Präsident Puigdemont hatte sich nach der offiziellen Erklärung Rajoys mit einer Ansprache an seine Landsleute gerichtet und sie aufgefordert, weiter an seiner Seite für die Unabhängigkeit zu kämpfen. Er sprach von einem Putsch, einer schlimmen Attacke der spanischen Regierung gegen Katalonien und erinnerte an die Repressionen durch das Franco-Regime. Offenbar hat er als Antwort auf die Anwendung des Artikels 155 eine formelle Unabhängigkeitserklärung vorbereitet. Durch die drohende Gefahr bedrängt, dass er und seine 13 Regierungsmitglieder des Amtes enthoben werden, verlangte er eine Sitzung des Parlaments, um zu „debattieren und zu entscheiden“, sobald das Ausmaß der Maßnahmen feststeht. Er wollte sich nicht dazu äußern, ob dabei auch die Unabhängigkeitserklärung erfolgen werde, wie es seine politischen Gewährsleute von der ERC und CUP von ihm verlangen. Diesen Schritt wird er jedoch wahrscheinlich nicht wagen, bis der Senat am Freitag entschieden hat. Die Erklärung könnte als Rebellion ausgelegt werden, zu seiner Verhaftung führen und eine langjährige Gefängnisstrafe nach sich ziehen.

Die Antikapitalisten von der CUP, ebenfalls Koalitionspartner von Puigdemont, riefen die katalanische Bevölkerung zu einem permanenten Protest und zu zivilem Ungehorsam auf. Tatsächlich haben in den letzten Tagen erneut massive Proteste mit mehr als 400.000 Personen stattgefunden. Dabei ging es in erster Linie um die Freilassung von Jordi Sánchez und Jordi Cuixart, der beiden Führer der Organisationen ANC und Òmnium Cultural, die einflussreichsten Verfechter der Abspaltung von Spanien. Sie befinden sich auf Veranlassung des Obersten Gerichtshofs, der ihnen Anstiftung zum Aufstand vorwirft, in Untersuchungshaft.

Keine europäische Aufgabe

Antonio Tajani, der Präsident des Europaparlaments, war gemeinsam mit Ratspräsident Donald Tusk und Jean-Claude Juncker nach Oviedo gekommen, um den Prinzessin von Asturien-Preis für Eintracht – Concordia – entgegenzunehmen, der in diesem Jahr an die Europäische Union verliehen wurde. Vor König Felipe und den versammelten Persönlichkeiten wiederholte Tajani die Stellungnahme verschiedener führender europäischer Politiker im Zusammenhang mit der Katalonien-Krise. Es sei nicht die Aufgabe Europas, zu vermitteln, da es sich um eine Region Spaniens, also um eine interne Angelegenheit, handele, erklärte er.

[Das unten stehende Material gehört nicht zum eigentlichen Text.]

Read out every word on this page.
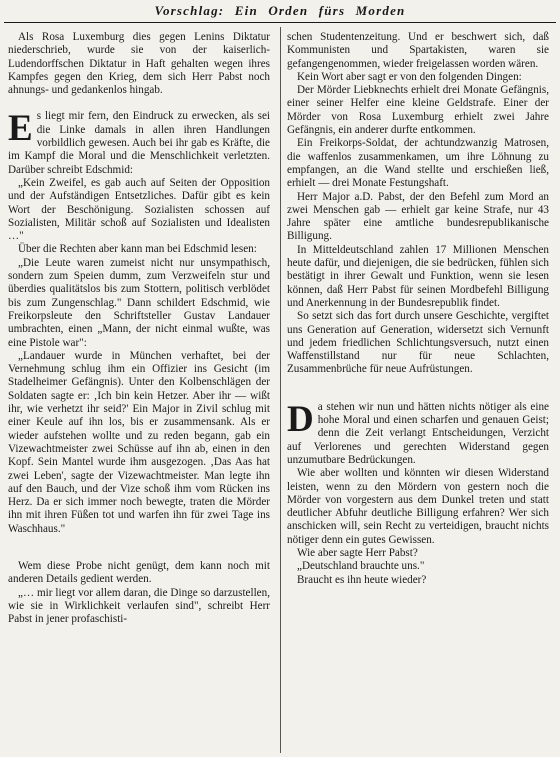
Vorschlag: Ein Orden fürs Morden

Als Rosa Luxemburg dies gegen Lenins Diktatur niederschrieb, wurde sie von der kaiserlich-Ludendorffschen Diktatur in Haft gehalten wegen ihres Kampfes gegen den Krieg, dem sich Herr Pabst noch ahnungs- und gedankenlos hingab.

Es liegt mir fern, den Eindruck zu erwecken, als sei die Linke damals in allen ihren Handlungen vorbildlich gewesen. Auch bei ihr gab es Kräfte, die im Kampf die Moral und die Menschlichkeit verletzten. Darüber schreibt Edschmid:

„Kein Zweifel, es gab auch auf Seiten der Opposition und der Aufständigen Entsetzliches. Dafür gibt es kein Wort der Beschönigung. Sozialisten schossen auf Sozialisten, Militär schoß auf Sozialisten und Idealisten …"

Über die Rechten aber kann man bei Edschmid lesen:

„Die Leute waren zumeist nicht nur unsympathisch, sondern zum Speien dumm, zum Verzweifeln stur und überdies qualitätslos bis zum Stottern, politisch verblödet bis zum Zungenschlag." Dann schildert Edschmid, wie Freikorpsleute den Schriftsteller Gustav Landauer umbrachten, einen „Mann, der nicht einmal wußte, was eine Pistole war":

„Landauer wurde in München verhaftet, bei der Vernehmung schlug ihm ein Offizier ins Gesicht (im Stadelheimer Gefängnis). Unter den Kolbenschlägen der Soldaten sagte er: ‚Ich bin kein Hetzer. Aber ihr — wißt ihr, wie verhetzt ihr seid?' Ein Major in Zivil schlug mit einer Keule auf ihn los, bis er zusammensank. Als er wieder aufstehen wollte und zu reden begann, gab ein Vizewachtmeister zwei Schüsse auf ihn ab, einen in den Kopf. Sein Mantel wurde ihm ausgezogen. ‚Das Aas hat zwei Leben', sagte der Vizewachtmeister. Man legte ihn auf den Bauch, und der Vize schoß ihm vom Rücken ins Herz. Da er sich immer noch bewegte, traten die Mörder ihn mit ihren Füßen tot und warfen ihn für zwei Tage ins Waschhaus."

Wem diese Probe nicht genügt, dem kann noch mit anderen Details gedient werden.

„… mir liegt vor allem daran, die Dinge so darzustellen, wie sie in Wirklichkeit verlaufen sind", schreibt Herr Pabst in jener profaschisti-

schen Studentenzeitung. Und er beschwert sich, daß Kommunisten und Spartakisten, waren sie gefangengenommen, wieder freigelassen worden wären.

Kein Wort aber sagt er von den folgenden Dingen:

Der Mörder Liebknechts erhielt drei Monate Gefängnis, einer seiner Helfer eine kleine Geldstrafe. Einer der Mörder von Rosa Luxemburg erhielt zwei Jahre Gefängnis, ein anderer durfte entkommen.

Ein Freikorps-Soldat, der achtundzwanzig Matrosen, die waffenlos zusammenkamen, um ihre Löhnung zu empfangen, an die Wand stellte und erschießen ließ, erhielt — drei Monate Festungshaft.

Herr Major a.D. Pabst, der den Befehl zum Mord an zwei Menschen gab — erhielt gar keine Strafe, nur 43 Jahre später eine amtliche bundesrepublikanische Billigung.

In Mitteldeutschland zahlen 17 Millionen Menschen heute dafür, und diejenigen, die sie bedrücken, fühlen sich bestätigt in ihrer Gewalt und Funktion, wenn sie lesen können, daß Herr Pabst für seinen Mordbefehl Billigung und Anerkennung in der Bundesrepublik findet.

So setzt sich das fort durch unsere Geschichte, vergiftet uns Generation auf Generation, widersetzt sich Vernunft und jedem friedlichen Schlichtungsversuch, nutzt einen Waffenstillstand nur für neue Schlachten, Zusammenbrüche für neue Aufrüstungen.

Da stehen wir nun und hätten nichts nötiger als eine hohe Moral und einen scharfen und genauen Geist; denn die Zeit verlangt Entscheidungen, Verzicht auf Verlorenes und gerechten Widerstand gegen unzumutbare Bedrückungen.

Wie aber wollten und könnten wir diesen Widerstand leisten, wenn zu den Mördern von gestern noch die Mörder von vorgestern aus dem Dunkel treten und statt deutlicher Abfuhr deutliche Billigung erfahren? Wer sich anschicken will, sein Recht zu verteidigen, braucht nichts nötiger denn ein gutes Gewissen.

Wie aber sagte Herr Pabst?

„Deutschland brauchte uns."

Braucht es ihn heute wieder?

In seiner Ansprache bei der feierlichen Eröffnung der Preisverleihung hatte Spaniens König ebenfalls zu diesem schwierigen Thema Stellung genommen. „Spanien wird diesen inakzeptablen Versuch der Abspaltung in einem Teil seines Territoriums mithilfe der Verfassung lösen“, erklärte er unter anderem. In sehr ernstem Ton sagte er an anderer Stelle, im Spanien des 21. Jahrhunderts werde Katalonien ein wichtiger Bestandteil sein und bleiben innerhalb einer großen Realität, die Europa heiße.

Seit seiner Proklamation zum Staatschef hat König Felipe in allen seinen Reden anlässlich der Überreichung der Prinzessin von Asturien-Preise über Katalonien gesprochen, doch noch niemals im Zusammenhang mit einer derart komplizierten Situation wie in diesem Jahr. Zum Abschluss seiner Ansprache erinnerte der Monarch an die demokratischen Prinzipien. „In den schwierigen Zeiten, in denen wir leben, müssen wir Verantwortung zeigen, unsere Bürger haben es verdient“.